Corporations slavered in his size-13 footsteps. Before Jordan's arrival on the
scene, Converse had told its superstar stable -- Julius Erving, Magic Johnson
and Larry Bird among them -- that the public wasn't interested in buying
sneakers bearing the name of only a single player. Nike, by contrast, hitched
its star to Jordan's popularity and leaped to the top of the athletic sportswear
heap. His endorsement deals were voluminous and lucrative, and the reach of his
global marketing was unprecedented for an athlete. In the early '90s, Jordan's
annual income was estimated at $30 million, with only one tenth of that
emanating from his basketball
paycheck.
A few early detractors whispered that he was being overhyped. Jordan heard
them. So the "overrated rookie" went out and scored 63 and 49 points in two
memorable playoff games against the Celtics in Boston Garden.
The guy who "couldn't play defense" turned himself into a tenacious stopper
who six times made the NBA's All-Defensive Team. The player who "didn't make
his teammates better" led the Bulls to three straight NBA
titles.
But, inevitably perhaps, a storm front moved in and hung over Jordan's sun-
drenched success story. The self-assuredness that compelled him to call for the
ball in virtually every crucial situation? It also compelled him to denigrate
his teammates, as chronicled in the 1991 best-selling book The Jordan
Rules. The competitiveness that burned within him and propelled him to the
top? It was also manifested in a gambling habit that, according to some, ran
into the millions of dollars. The childlike quality that endeared him to
everyone? Prominent African-Americans said that Jordan turned his back on black
issues. The Midas touch that reached from America's boardrooms into America's
ghetto? Kids killed one another for a pair of his extravagantly priced
brand-name sneakers. The negativity gnawed at Jordan. "Maybe we shouldn't have
worked so hard to present a positive image," he ruminated one day during the
1991-92 season, several months after he had led the Bulls to their first
championship. "But our thinking was always that people want to see a positive
role model, someone who gets along with everyone. I guess people just got tired
of seeing me
succeed."
On Aug. 3, 1993, James Jordan, Michael's beloved father, who had held his son
like a baby when the superstar broke down after the Bulls won their first title
and had been at Michael's side through most of his successes, was found dead in
a South Carolina creek. Media types speculated on a connection between the
reported gambling debts of the son and the death of the father, conjecture that
has never found substantiation. It further soured Jordan on the media and caused
him to reassess the price of fame.
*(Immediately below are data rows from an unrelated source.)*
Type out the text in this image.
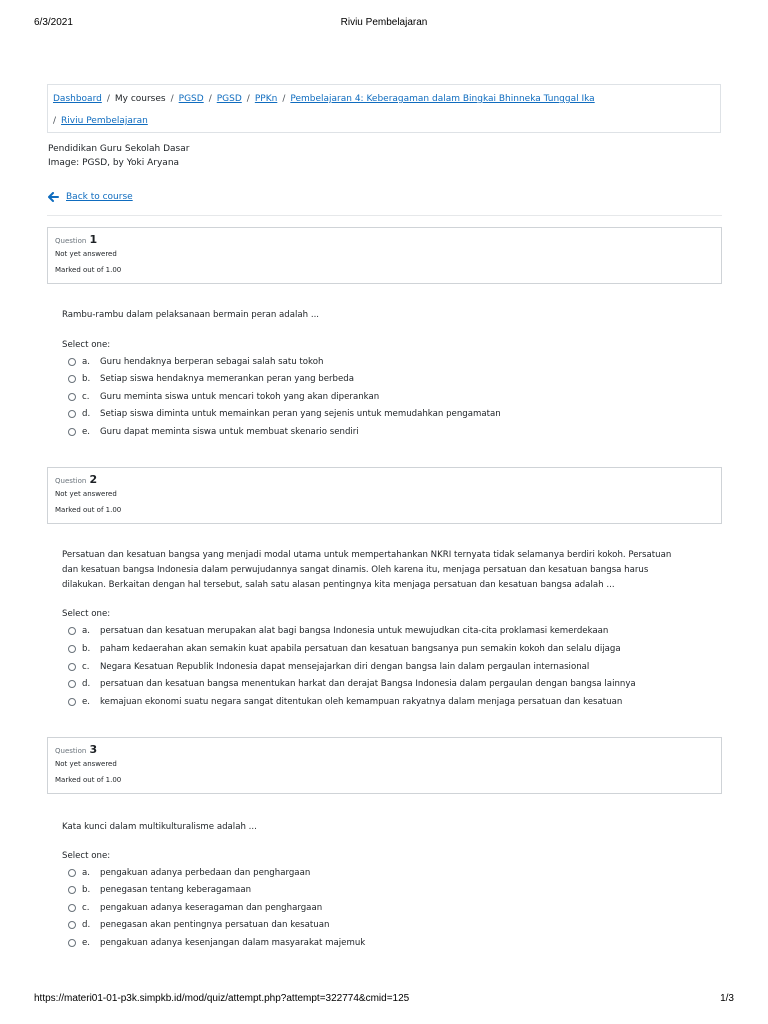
6/3/2021	Riviu Pembelajaran
Dashboard / My courses / PGSD / PGSD / PPKn / Pembelajaran 4: Keberagaman dalam Bingkai Bhinneka Tunggal Ika
/ Riviu Pembelajaran
Pendidikan Guru Sekolah Dasar
Image: PGSD, by Yoki Aryana
Back to course
Question 1
Not yet answered
Marked out of 1.00
Rambu-rambu dalam pelaksanaan bermain peran adalah ...
Select one:
a.	Guru hendaknya berperan sebagai salah satu tokoh
b.	Setiap siswa hendaknya memerankan peran yang berbeda
c.	Guru meminta siswa untuk mencari tokoh yang akan diperankan
d.	Setiap siswa diminta untuk memainkan peran yang sejenis untuk memudahkan pengamatan
e.	Guru dapat meminta siswa untuk membuat skenario sendiri
Question 2
Not yet answered
Marked out of 1.00
Persatuan dan kesatuan bangsa yang menjadi modal utama untuk mempertahankan NKRI ternyata tidak selamanya berdiri kokoh. Persatuan
dan kesatuan bangsa Indonesia dalam perwujudannya sangat dinamis. Oleh karena itu, menjaga persatuan dan kesatuan bangsa harus
dilakukan. Berkaitan dengan hal tersebut, salah satu alasan pentingnya kita menjaga persatuan dan kesatuan bangsa adalah ...
Select one:
a.	persatuan dan kesatuan merupakan alat bagi bangsa Indonesia untuk mewujudkan cita-cita proklamasi kemerdekaan
b.	paham kedaerahan akan semakin kuat apabila persatuan dan kesatuan bangsanya pun semakin kokoh dan selalu dijaga
c.	Negara Kesatuan Republik Indonesia dapat mensejajarkan diri dengan bangsa lain dalam pergaulan internasional
d.	persatuan dan kesatuan bangsa menentukan harkat dan derajat Bangsa Indonesia dalam pergaulan dengan bangsa lainnya
e.	kemajuan ekonomi suatu negara sangat ditentukan oleh kemampuan rakyatnya dalam menjaga persatuan dan kesatuan
Question 3
Not yet answered
Marked out of 1.00
Kata kunci dalam multikulturalisme adalah ...
Select one:
a.	pengakuan adanya perbedaan dan penghargaan
b.	penegasan tentang keberagamaan
c.	pengakuan adanya keseragaman dan penghargaan
d.	penegasan akan pentingnya persatuan dan kesatuan
e.	pengakuan adanya kesenjangan dalam masyarakat majemuk
https://materi01-01-p3k.simpkb.id/mod/quiz/attempt.php?attempt=322774&cmid=125	1/3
Two months later, in a shocking announcement,
Jordan retired from basketball and began satisfying a lifelong dream of playing
professional
baseball.
At this writing, Jordan, 31, is wrapping up a season as the most famous
.200-hitting outfielder in history. Some say he is marking time until he returns
to the NBA; Jordan says he is through. But the fact remains that no one in
history has played the game of basketball as spectacularly well as Michael
Jordan. Game after game, year after year, the man was better than his hype. And
that is his most enduring accomplishment.